How can maxRecords be determined dynamically via an API call?

Is this the only way?

1 Solution

Accepted Solutions
kuovonne
18 - Pluto
18 - Pluto

Welcome to the Airtable community!

maxRecords is supposed to be the maximum number of records that your app wants. It is optional, and if you want to eventually get all of the records in the table, you should leave it blank. You may need to do multiple calls to all the records.

There is no easy way to get only the total number of records in a table.

See Solution in Thread

6 Replies 6

No, there are many approaches, but few are practical. Using the API to do this is the brute-force approach. Despite the 3 record limitation, it requires requesting all pages to get to the end. Ideally an event handler that reports the current record count of a table is needed.

kuovonne
18 - Pluto
18 - Pluto

Welcome to the Airtable community!

maxRecords is supposed to be the maximum number of records that your app wants. It is optional, and if you want to eventually get all of the records in the table, you should leave it blank. You may need to do multiple calls to all the records.

There is no easy way to get only the total number of records in a table.

Anthony7878
5 - Automation Enthusiast
5 - Automation Enthusiast

@kuovonne and @Bill.French I appreciate the clarity. I’m brand new to Airtable so even if no definitive answer exists I wanted to make sure I wasn’t overlooking something obvious.

I think the supposition of this code example was to forego getting all the records, but instead knowing how many pages there are. As such, the idea is that it should be fast work to get to the end of the pages and then acquire only the records from the final page thus making it possible to know that actual count - i.e.,

((page count x 100) + last page record count) = total record count

This may be practical but I’m unsure how performant it really is over a full brute-force reading of every record.

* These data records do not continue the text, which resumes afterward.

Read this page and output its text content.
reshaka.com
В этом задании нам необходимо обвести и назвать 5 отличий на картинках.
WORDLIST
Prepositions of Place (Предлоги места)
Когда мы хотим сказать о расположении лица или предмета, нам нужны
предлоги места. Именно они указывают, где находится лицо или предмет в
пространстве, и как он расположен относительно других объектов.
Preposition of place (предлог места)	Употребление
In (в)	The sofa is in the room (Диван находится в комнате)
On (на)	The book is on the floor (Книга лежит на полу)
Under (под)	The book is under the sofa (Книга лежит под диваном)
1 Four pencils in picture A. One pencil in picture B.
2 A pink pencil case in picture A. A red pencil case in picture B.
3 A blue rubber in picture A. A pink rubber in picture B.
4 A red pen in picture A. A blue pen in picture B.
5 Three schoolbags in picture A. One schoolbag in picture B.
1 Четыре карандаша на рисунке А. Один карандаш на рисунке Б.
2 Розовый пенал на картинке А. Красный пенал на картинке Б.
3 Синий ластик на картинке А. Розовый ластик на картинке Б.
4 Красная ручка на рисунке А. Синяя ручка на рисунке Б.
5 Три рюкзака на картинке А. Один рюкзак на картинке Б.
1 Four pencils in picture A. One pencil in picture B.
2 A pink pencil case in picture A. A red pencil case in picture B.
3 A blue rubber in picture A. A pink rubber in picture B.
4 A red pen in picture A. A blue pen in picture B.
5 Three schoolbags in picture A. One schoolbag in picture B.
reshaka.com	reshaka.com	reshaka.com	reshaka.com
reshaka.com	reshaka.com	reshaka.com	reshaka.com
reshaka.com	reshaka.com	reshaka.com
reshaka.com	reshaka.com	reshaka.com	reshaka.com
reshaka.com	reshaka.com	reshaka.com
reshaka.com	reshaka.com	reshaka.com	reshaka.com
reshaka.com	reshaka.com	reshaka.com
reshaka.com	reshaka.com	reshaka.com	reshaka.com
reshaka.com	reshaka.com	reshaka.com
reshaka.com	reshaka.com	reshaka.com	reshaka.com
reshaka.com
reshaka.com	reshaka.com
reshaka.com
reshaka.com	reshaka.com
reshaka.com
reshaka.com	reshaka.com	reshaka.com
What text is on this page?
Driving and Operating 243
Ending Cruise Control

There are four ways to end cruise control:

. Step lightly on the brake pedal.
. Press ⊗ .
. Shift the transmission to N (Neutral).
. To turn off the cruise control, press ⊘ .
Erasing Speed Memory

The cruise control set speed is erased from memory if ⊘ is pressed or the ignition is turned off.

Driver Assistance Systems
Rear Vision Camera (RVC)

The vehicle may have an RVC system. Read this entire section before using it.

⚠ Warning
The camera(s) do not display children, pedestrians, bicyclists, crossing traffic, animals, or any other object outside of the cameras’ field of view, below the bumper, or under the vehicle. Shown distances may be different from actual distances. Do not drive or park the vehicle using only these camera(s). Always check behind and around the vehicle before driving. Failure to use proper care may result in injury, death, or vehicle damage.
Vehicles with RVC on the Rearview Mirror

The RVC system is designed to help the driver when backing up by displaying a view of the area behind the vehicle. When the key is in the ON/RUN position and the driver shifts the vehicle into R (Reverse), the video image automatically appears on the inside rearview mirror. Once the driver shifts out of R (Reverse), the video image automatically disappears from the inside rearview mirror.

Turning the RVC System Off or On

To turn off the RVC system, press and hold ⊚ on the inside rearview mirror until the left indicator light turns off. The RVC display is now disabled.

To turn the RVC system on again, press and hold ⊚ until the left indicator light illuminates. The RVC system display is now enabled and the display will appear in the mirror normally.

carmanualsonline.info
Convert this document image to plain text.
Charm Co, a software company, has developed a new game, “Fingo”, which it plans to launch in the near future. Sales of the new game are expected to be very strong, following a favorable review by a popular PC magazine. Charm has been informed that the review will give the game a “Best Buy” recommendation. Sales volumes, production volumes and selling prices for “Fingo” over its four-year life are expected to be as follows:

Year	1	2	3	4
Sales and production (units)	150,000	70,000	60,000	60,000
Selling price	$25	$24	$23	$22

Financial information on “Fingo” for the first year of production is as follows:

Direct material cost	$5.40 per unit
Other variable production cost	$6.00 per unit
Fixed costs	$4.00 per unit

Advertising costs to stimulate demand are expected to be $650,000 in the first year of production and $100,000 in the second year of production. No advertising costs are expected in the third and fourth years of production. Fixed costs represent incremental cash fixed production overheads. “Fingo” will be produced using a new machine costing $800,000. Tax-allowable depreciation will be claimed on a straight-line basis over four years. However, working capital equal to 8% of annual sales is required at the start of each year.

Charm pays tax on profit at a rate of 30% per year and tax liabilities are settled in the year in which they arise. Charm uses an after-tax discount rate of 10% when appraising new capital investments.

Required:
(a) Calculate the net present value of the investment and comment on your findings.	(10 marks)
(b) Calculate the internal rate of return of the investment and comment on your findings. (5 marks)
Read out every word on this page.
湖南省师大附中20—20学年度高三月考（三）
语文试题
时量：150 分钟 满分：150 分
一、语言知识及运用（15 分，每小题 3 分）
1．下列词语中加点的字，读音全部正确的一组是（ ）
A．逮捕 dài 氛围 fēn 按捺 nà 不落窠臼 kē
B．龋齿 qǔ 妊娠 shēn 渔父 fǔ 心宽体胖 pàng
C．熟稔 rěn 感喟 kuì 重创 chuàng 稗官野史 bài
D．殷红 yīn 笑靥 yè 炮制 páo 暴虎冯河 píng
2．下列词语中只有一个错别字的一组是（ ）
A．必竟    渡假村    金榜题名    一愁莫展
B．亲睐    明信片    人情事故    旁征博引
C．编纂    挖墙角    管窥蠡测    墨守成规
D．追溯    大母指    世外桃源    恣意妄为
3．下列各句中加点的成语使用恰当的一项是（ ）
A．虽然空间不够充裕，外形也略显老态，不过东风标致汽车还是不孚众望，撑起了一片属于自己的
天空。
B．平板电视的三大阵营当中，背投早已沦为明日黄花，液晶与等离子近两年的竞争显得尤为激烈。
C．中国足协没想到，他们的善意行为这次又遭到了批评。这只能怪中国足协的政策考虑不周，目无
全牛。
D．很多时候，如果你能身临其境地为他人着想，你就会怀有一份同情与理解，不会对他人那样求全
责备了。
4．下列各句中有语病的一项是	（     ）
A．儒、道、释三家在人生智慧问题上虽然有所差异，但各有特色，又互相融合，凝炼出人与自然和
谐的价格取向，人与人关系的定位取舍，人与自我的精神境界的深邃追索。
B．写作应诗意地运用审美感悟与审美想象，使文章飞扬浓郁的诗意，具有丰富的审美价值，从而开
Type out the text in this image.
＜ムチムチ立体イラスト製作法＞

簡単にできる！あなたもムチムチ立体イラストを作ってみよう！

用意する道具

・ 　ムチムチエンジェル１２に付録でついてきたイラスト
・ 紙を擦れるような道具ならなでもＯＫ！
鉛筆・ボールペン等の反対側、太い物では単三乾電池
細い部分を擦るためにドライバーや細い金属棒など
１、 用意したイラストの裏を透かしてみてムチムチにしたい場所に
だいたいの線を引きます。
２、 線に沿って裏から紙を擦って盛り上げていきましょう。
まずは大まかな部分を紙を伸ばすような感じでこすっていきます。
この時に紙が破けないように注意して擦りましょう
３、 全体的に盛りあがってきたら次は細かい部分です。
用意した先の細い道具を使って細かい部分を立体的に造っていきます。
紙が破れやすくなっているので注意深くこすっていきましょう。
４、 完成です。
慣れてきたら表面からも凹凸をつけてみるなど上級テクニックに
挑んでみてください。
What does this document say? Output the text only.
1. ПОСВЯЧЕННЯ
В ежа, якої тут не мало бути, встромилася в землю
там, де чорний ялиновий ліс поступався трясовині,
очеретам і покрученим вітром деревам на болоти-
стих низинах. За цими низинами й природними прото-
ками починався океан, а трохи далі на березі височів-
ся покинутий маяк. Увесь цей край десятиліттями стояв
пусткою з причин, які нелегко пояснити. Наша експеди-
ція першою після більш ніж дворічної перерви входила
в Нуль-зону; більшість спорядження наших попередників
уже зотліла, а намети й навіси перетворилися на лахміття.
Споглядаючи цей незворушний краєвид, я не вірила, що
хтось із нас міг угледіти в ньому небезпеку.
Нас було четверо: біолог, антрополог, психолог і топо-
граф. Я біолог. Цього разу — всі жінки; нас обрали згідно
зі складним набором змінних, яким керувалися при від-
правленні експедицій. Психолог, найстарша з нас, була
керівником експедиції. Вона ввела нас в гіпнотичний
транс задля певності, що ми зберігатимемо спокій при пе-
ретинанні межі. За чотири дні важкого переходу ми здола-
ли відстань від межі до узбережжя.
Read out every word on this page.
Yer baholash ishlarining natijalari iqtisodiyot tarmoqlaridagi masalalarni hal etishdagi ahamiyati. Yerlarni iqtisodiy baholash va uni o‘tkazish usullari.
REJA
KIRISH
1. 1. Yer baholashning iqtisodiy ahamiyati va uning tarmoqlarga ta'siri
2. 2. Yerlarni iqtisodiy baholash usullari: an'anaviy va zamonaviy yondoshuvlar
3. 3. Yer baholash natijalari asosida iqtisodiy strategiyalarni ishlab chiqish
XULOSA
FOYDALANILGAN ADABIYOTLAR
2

It can be hard to know exactly what a poster’s end goal is. I think there was confusion about maxRecords and pageSize and the total number of records in the table, and I was trying to clarify the differences.

I’m glad we both replied, as it seems that both of our answers were helpful.

Yeah, that was the issue. Thank you for clarifying.

I need to go through all the records because my script compiles a geojson document with the data from Airtable to send to mapbox.com for a map application. I just needed to be sure I was getting all the records as the Airtable record count increases and I didn’t want to hard code a record count.